Wednesday, February 18, 2015
Michel Simon (1895 – 1975), was a Swiss actor. He appeared in the notable films La Chienne (1931), Boudu Saved from Drowning (1932), L'Atalante (1934), Port of Shadows (1938) and The Train (1964). The actor François Simon is his son.
Simon left his family as a youngster to go to Paris, where he lived in Montmartre. He worked many different jobs to survive, such as giving boxing lessons or peddling smuggled lighters. He devoured every book he could find. His artistic beginnings in 1912 were modest: magician, clown and acrobat stooge in a dancers' show called "Ribert's and Simon's.
Conscripted into the Swiss Army in 1914, he was often insubordinate, spending a lot of time in the stockade.
His film career was really boosted with the advent of talking pictures. People remarked that his elocution and voice tone were as original as his appearance and play. He then revealed his unclassifiable talent: action comedy, drama, tragedy, light comedy. He appeared in 55 plays from 1920 to 1965, and 101 from 1965 to 1975.
Simon was a trusted friend of elite brothel-keeper Madame Claude, who referred to him as one of her “essayeurs”: he "tried out" her new girls for her. “I could judge their physical qualities,” Claude said. “I could judge if she was pretty, intelligent, and cultivated, but I didn’t know how she was in bed. So I had some boys, good friends, who told me exactly. I would ring them up and say, ‘There’s a new one.’ And afterwards they’d ring back and say, ‘Not bad,’ ‘Could be better,’ or ‘Nulle.’ Or, on the contrary, ‘She’s perfect.’”
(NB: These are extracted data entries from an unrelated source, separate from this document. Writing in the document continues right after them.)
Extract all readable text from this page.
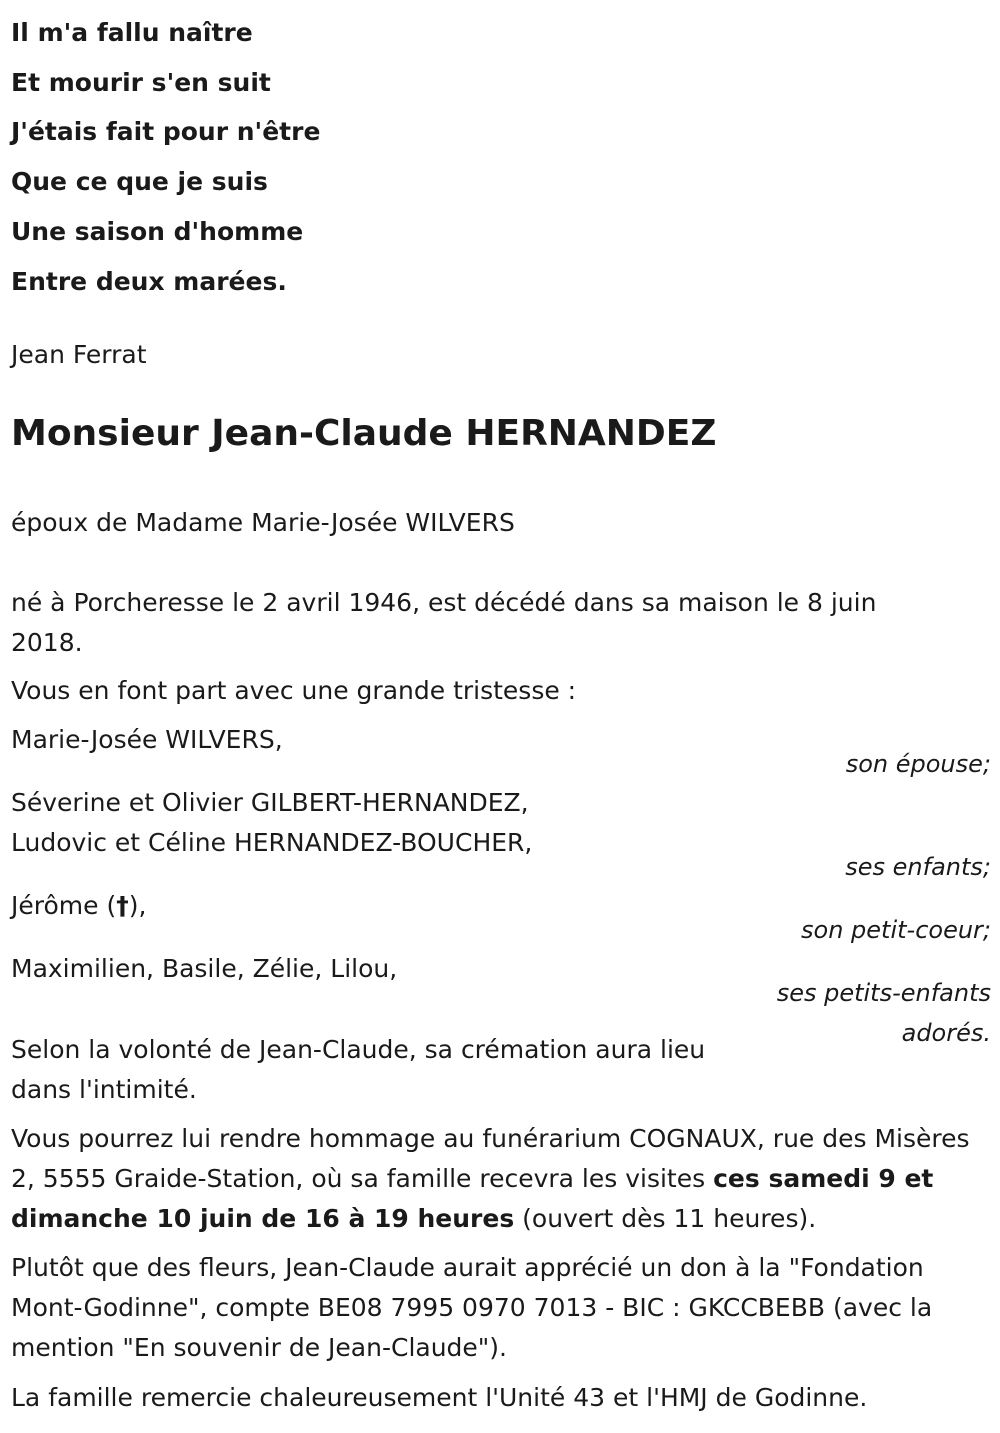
Il m'a fallu naître
Et mourir s'en suit
J'étais fait pour n'être
Que ce que je suis
Une saison d'homme
Entre deux marées.
Jean Ferrat
Monsieur Jean-Claude HERNANDEZ
époux de Madame Marie-Josée WILVERS
né à Porcheresse le 2 avril 1946, est décédé dans sa maison le 8 juin 2018.
Vous en font part avec une grande tristesse :
Marie-Josée WILVERS,
son épouse;
Séverine et Olivier GILBERT-HERNANDEZ,
Ludovic et Céline HERNANDEZ-BOUCHER,
ses enfants;
Jérôme (†),
son petit-coeur;
Maximilien, Basile, Zélie, Lilou,
ses petits-enfants
adorés.
Selon la volonté de Jean-Claude, sa crémation aura lieu dans l'intimité.
Vous pourrez lui rendre hommage au funérarium COGNAUX, rue des Misères 2, 5555 Graide-Station, où sa famille recevra les visites ces samedi 9 et dimanche 10 juin de 16 à 19 heures (ouvert dès 11 heures).
Plutôt que des fleurs, Jean-Claude aurait apprécié un don à la "Fondation Mont-Godinne", compte BE08 7995 0970 7013 - BIC : GKCCBEBB (avec la mention "En souvenir de Jean-Claude").
La famille remercie chaleureusement l'Unité 43 et l'HMJ de Godinne.
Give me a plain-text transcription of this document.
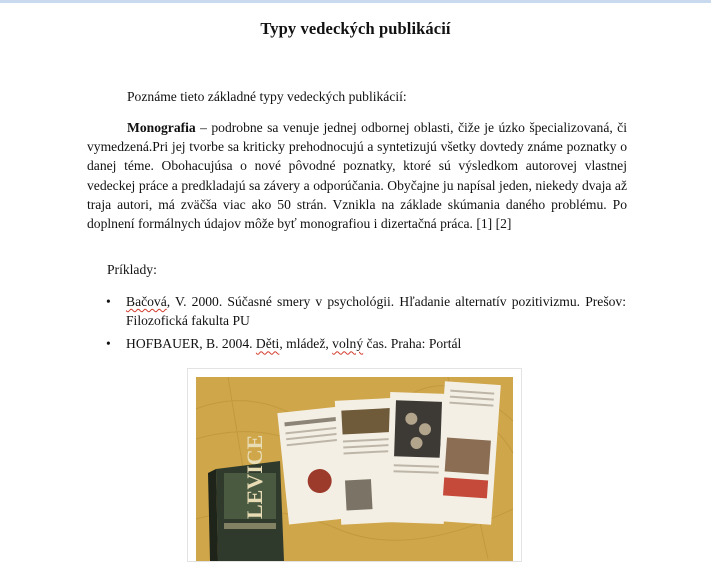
Typy vedeckých publikácií

Poznáme tieto základné typy vedeckých publikácií:

Monografia – podrobne sa venuje jednej odbornej oblasti, čiže je úzko špecializovaná, či vymedzená.Pri jej tvorbe sa kriticky prehodnocujú a syntetizujú všetky dovtedy známe poznatky o danej téme. Obohacujúsa o nové pôvodné poznatky, ktoré sú výsledkom autorovej vlastnej vedeckej práce a predkladajú sa závery a odporúčania. Obyčajne ju napísal jeden, niekedy dvaja až traja autori, má zväčša viac ako 50 strán. Vznikla na základe skúmania daného problému. Po doplnení formálnych údajov môže byť monografiou i dizertačná práca. [1] [2]

Príklady:
• Bačová, V. 2000. Súčasné smery v psychológii. Hľadanie alternatív pozitivizmu. Prešov: Filozofická fakulta PU
• HOFBAUER, B. 2004. Děti, mládež, volný čas. Praha: Portál
LEVICE
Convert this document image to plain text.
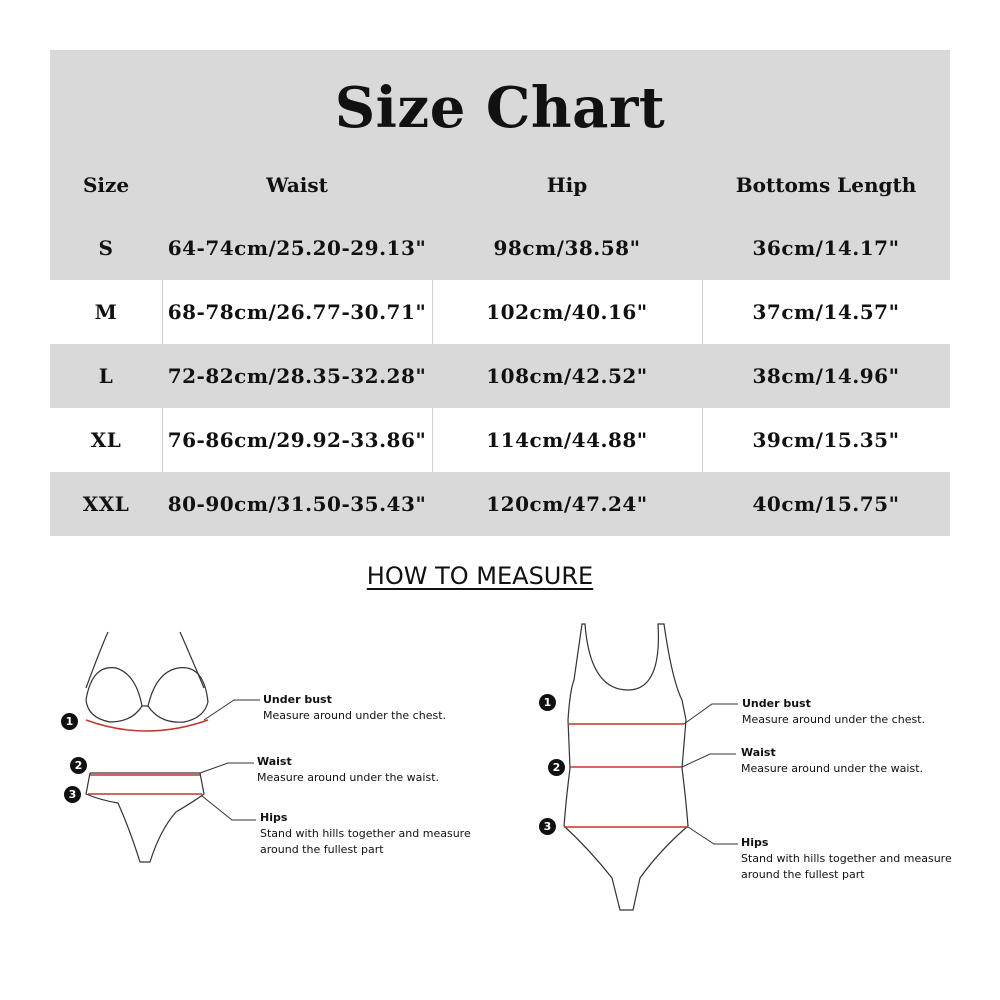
Size Chart
Size	Waist	Hip	Bottoms Length
S	64-74cm/25.20-29.13"	98cm/38.58"	36cm/14.17"
M	68-78cm/26.77-30.71"	102cm/40.16"	37cm/14.57"
L	72-82cm/28.35-32.28"	108cm/42.52"	38cm/14.96"
XL	76-86cm/29.92-33.86"	114cm/44.88"	39cm/15.35"
XXL	80-90cm/31.50-35.43"	120cm/47.24"	40cm/15.75"
HOW TO MEASURE
1
2
3
Under bust
Measure around under the chest.
Waist
Measure around under the waist.
Hips
Stand with hills together and measure
around the fullest part
1
2
3
Under bust
Measure around under the chest.
Waist
Measure around under the waist.
Hips
Stand with hills together and measure
around the fullest part
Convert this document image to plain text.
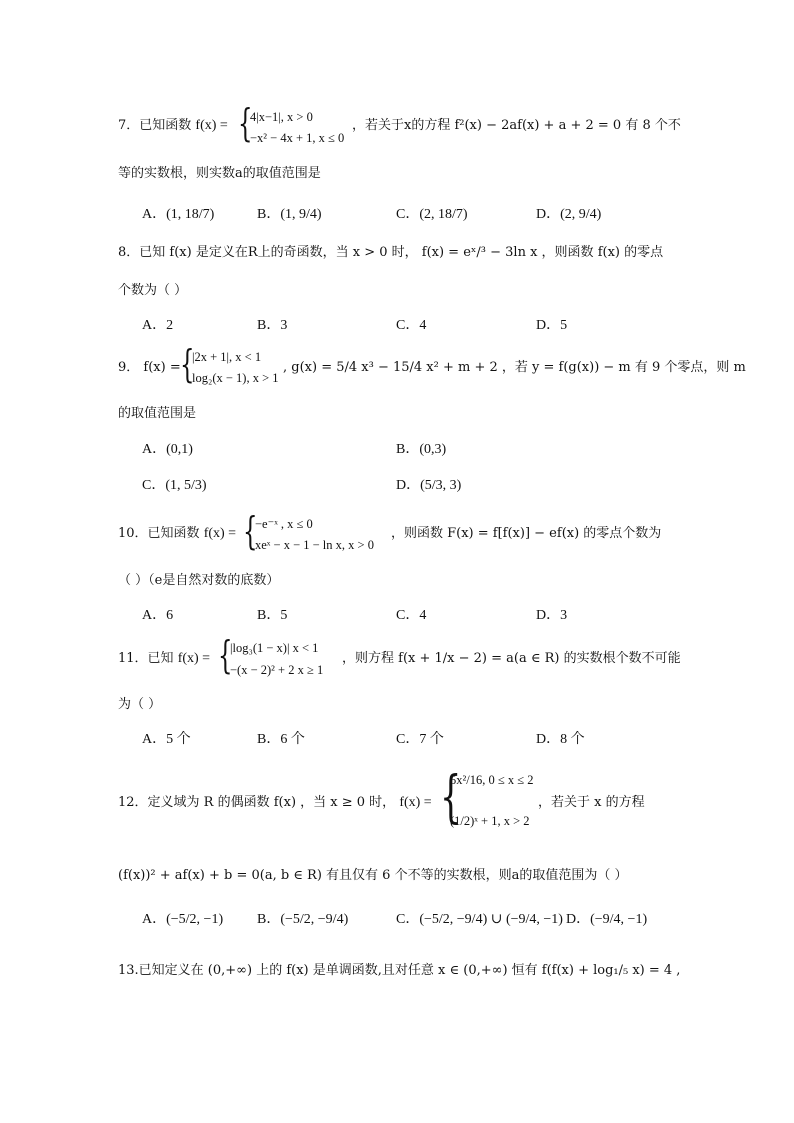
7．已知函数 f(x) = {
4|x−1|, x > 0
−x² − 4x + 1, x ≤ 0
，若关于x的方程 f²(x) − 2af(x) + a + 2 = 0 有 8 个不
等的实数根，则实数a的取值范围是
A．(1, 18/7)	B．(1, 9/4)	C．(2, 18/7)	D．(2, 9/4)
8．已知 f(x) 是定义在R上的奇函数，当 x > 0 时， f(x) = eˣ/³ − 3ln x ，则函数 f(x) 的零点
个数为（ ）
A．2	B．3	C．4	D．5
9． f(x) = {
|2x + 1|, x < 1
log₂(x − 1), x > 1
, g(x) = 5/4 x³ − 15/4 x² + m + 2 ，若 y = f(g(x)) − m 有 9 个零点，则 m
的取值范围是
A．(0,1)	B．(0,3)
C．(1, 5/3)	D．(5/3, 3)
10．已知函数 f(x) = {
−e⁻ˣ , x ≤ 0
xeˣ − x − 1 − ln x, x > 0
，则函数 F(x) = f[f(x)] − ef(x) 的零点个数为
（ ）（e是自然对数的底数）
A．6	B．5	C．4	D．3
11．已知 f(x) = {
|log₃(1 − x)| x < 1
−(x − 2)² + 2 x ≥ 1
，则方程 f(x + 1/x − 2) = a(a ∈ R) 的实数根个数不可能
为（ ）
A．5 个	B．6 个	C．7 个	D．8 个
12．定义域为 R 的偶函数 f(x) ，当 x ≥ 0 时， f(x) = {
5x²/16, 0 ≤ x ≤ 2
(1/2)ˣ + 1, x > 2
，若关于 x 的方程
(f(x))² + af(x) + b = 0(a, b ∈ R) 有且仅有 6 个不等的实数根，则a的取值范围为（ ）
A．(−5/2, −1) B．(−5/2, −9/4)	C．(−5/2, −9/4) ∪ (−9/4, −1) D．(−9/4, −1)
13.已知定义在 (0,+∞) 上的 f(x) 是单调函数,且对任意 x ∈ (0,+∞) 恒有 f(f(x) + log₁/₅ x) = 4 ,
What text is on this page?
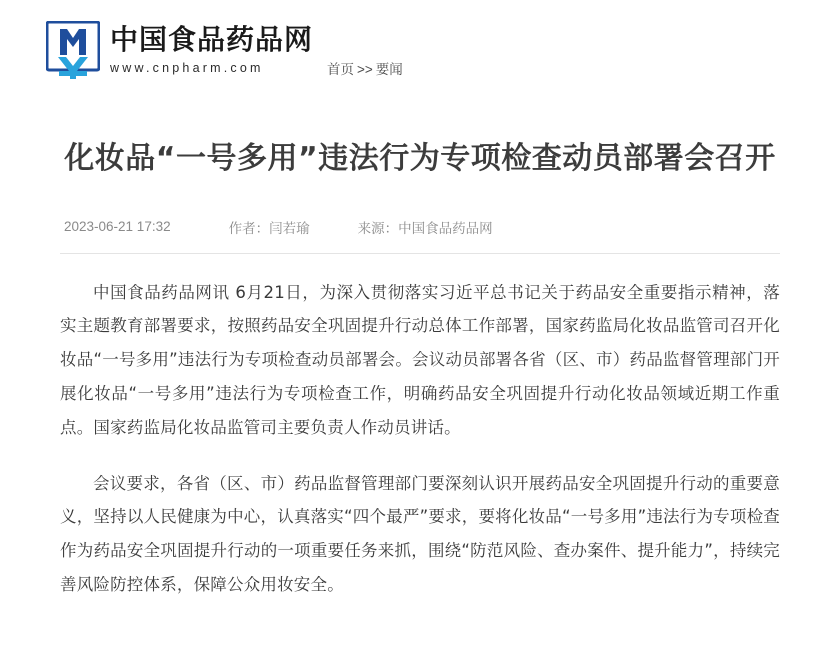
中国食品药品网
www.cnpharm.com	首页 >> 要闻
化妆品“一号多用”违法行为专项检查动员部署会召开
2023-06-21 17:32	作者：闫若瑜	来源：中国食品药品网

中国食品药品网讯 6月21日，为深入贯彻落实习近平总书记关于药品安全重要指示精神，落实主题教育部署要求，按照药品安全巩固提升行动总体工作部署，国家药监局化妆品监管司召开化妆品“一号多用”违法行为专项检查动员部署会。会议动员部署各省（区、市）药品监督管理部门开展化妆品“一号多用”违法行为专项检查工作，明确药品安全巩固提升行动化妆品领域近期工作重点。国家药监局化妆品监管司主要负责人作动员讲话。

会议要求，各省（区、市）药品监督管理部门要深刻认识开展药品安全巩固提升行动的重要意义，坚持以人民健康为中心，认真落实“四个最严”要求，要将化妆品“一号多用”违法行为专项检查作为药品安全巩固提升行动的一项重要任务来抓，围绕“防范风险、查办案件、提升能力”，持续完善风险防控体系，保障公众用妆安全。
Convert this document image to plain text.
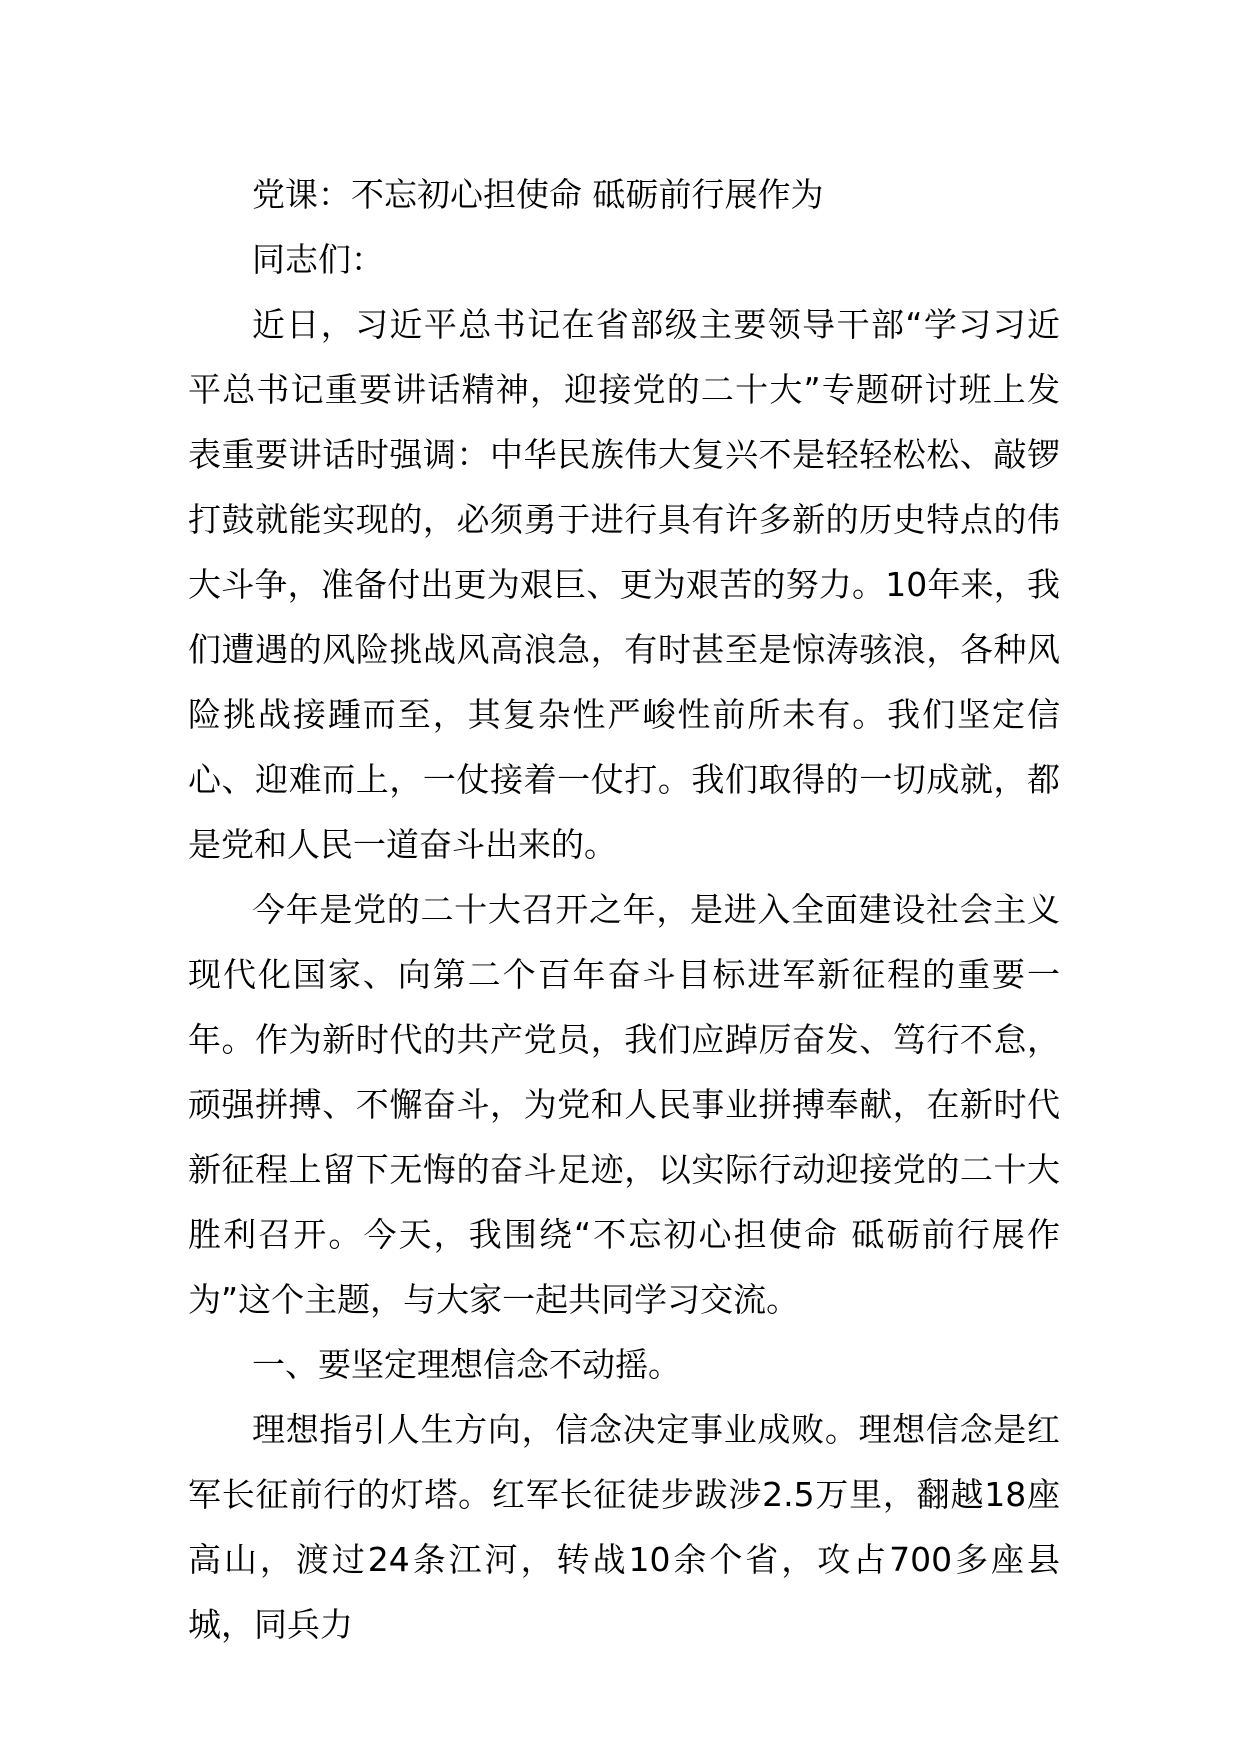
党课：不忘初心担使命 砥砺前行展作为

同志们：

近日，习近平总书记在省部级主要领导干部“学习习近平总书记重要讲话精神，迎接党的二十大”专题研讨班上发表重要讲话时强调：中华民族伟大复兴不是轻轻松松、敲锣打鼓就能实现的，必须勇于进行具有许多新的历史特点的伟大斗争，准备付出更为艰巨、更为艰苦的努力。10年来，我们遭遇的风险挑战风高浪急，有时甚至是惊涛骇浪，各种风险挑战接踵而至，其复杂性严峻性前所未有。我们坚定信心、迎难而上，一仗接着一仗打。我们取得的一切成就，都是党和人民一道奋斗出来的。

今年是党的二十大召开之年，是进入全面建设社会主义现代化国家、向第二个百年奋斗目标进军新征程的重要一年。作为新时代的共产党员，我们应踔厉奋发、笃行不怠，顽强拼搏、不懈奋斗，为党和人民事业拼搏奉献，在新时代新征程上留下无悔的奋斗足迹，以实际行动迎接党的二十大胜利召开。今天，我围绕“不忘初心担使命 砥砺前行展作为”这个主题，与大家一起共同学习交流。

一、要坚定理想信念不动摇。

理想指引人生方向，信念决定事业成败。理想信念是红军长征前行的灯塔。红军长征徒步跋涉2.5万里，翻越18座高山，渡过24条江河，转战10余个省，攻占700多座县城，同兵力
In the 1920s/1930s, Simon enjoyed associating with the Parisian lower classes.
Simon would say that he preferred "living with animals than humans". He lived for a long time in a kind of bohemian house in Noisy-le-Grand, near Paris. The house was surrounded by rank weeds, and filled with amazing bric-a-brac, including his large collection of erotica.